Didn’t the German language make its international mark a long time ago with Goethe, Kant and Co.? Is there any room for modernity -- or global thinking? Those behind the "McDeutsch" project want to find out.
The McDonaldisation of German?
Anglicisms, spelling reform and falling tests scores in schools -- all of these bugbears come up when Germans discuss the significance of their language. However, the German language is not only under influence but, increasingly, it is also making an impact of its own beyond the German borders.
A few months ago, the online magazine Berliner Gazette spearheaded a new project they called McDeutsch, or "McGerman." Around 50 cultural experts based both in Germany and abroad hope to contribute to the national debate and create a global perspective. At a symposium in Berlin on Dec. 15, they'll delve more deeply into the matter.
"German is not only spoken in Germany, Austria and Switzerland," says Krystian Woznicki, the project's artistic director, who called the German language an export hit on a global level.

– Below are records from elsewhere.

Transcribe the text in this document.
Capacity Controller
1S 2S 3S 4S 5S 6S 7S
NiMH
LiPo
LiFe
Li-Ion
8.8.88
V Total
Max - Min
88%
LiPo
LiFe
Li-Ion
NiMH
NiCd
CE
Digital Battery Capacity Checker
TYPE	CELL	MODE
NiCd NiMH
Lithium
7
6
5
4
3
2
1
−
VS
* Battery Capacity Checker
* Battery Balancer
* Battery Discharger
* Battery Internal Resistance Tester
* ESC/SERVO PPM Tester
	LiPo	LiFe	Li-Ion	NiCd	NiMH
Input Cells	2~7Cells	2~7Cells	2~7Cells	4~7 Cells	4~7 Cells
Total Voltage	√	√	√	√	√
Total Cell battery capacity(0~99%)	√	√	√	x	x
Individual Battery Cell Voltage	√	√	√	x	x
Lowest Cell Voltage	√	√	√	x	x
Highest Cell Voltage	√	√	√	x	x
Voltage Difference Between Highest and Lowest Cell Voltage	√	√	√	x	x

The linguistic process of globalization does not mean that the language imposes itself everywhere like McDonalds, as some say, but that "it spreads in different ways and at the same time also takes in the world in different ways," added Woznicki.
Back to colonialism
Children try to get their heads around the new spelling reforms
The language-globalization project has selected two experts from America and two from Africa.
The biggest German immigration waves took place in the US and Germany had its most significant colonies in Africa, said Woznicki, and the influences can still be felt today.
"For many people in the former German colonies, German is very highly-valued," said the director of Togo's Goethe Institute, Herwig Kempf. "Many Togolese or Cameroonians associate the German language with nostalgia for the past, for the good old German colonial times."
Actively, German tends to be used principally at universities by people who intend to study or work in Germany.
German roots in America
The Steuben-Parade - A German tradition in New York
As for the US, some 50 million Americans are of German origin. Only the English and Irish have more descendents in the US.
Although most Americans with German ancestors don't speak or understand German, many have kept a connection with their roots.
"We have many "heritage speakers," especially here in the Midwest -- that is, students whose families have German roots," says Yasemin Yildiz, junior professor at the University of Illinois.
The 37-year-old German scholar was born in Turkey and grew up in Bremen in northern Germany. For her, the globalization of a language simply means that it changes. Within Germany itself this is a process that many still perceive as worrying.
"The feeling is that the German language is being threatened and has to be rescued, instead of it being perceived as a living entity which changes and is dynamic," she says.
Pragmatic means of communication
German hip-hop musicians lend modernity to the language of Goethe
But what does it mean for a language to pick up on influences?
"These are challenges which speakers have to set themselves," says Afro-German rapper and linguist Kofi Yakpo. He has often come across the prejudice that people who are not white can't master the German language.
But in Germany every sixth person is of immigrant origin, so German can no longer be linked with ethnic identity.
"The German language is transforming itself from a national symbol that provides an identity to the white, non-migrant majority into a pragmatic means of communication, and thus a modern definition of nation," says Yakpo.
German will never be as big of an export hit as English, but the project is not about comparing the two, rather about showing that other languages are also spreading past their national borders.
"It would be unfair and boring only to have English as an example of language globalization," said Woznicki.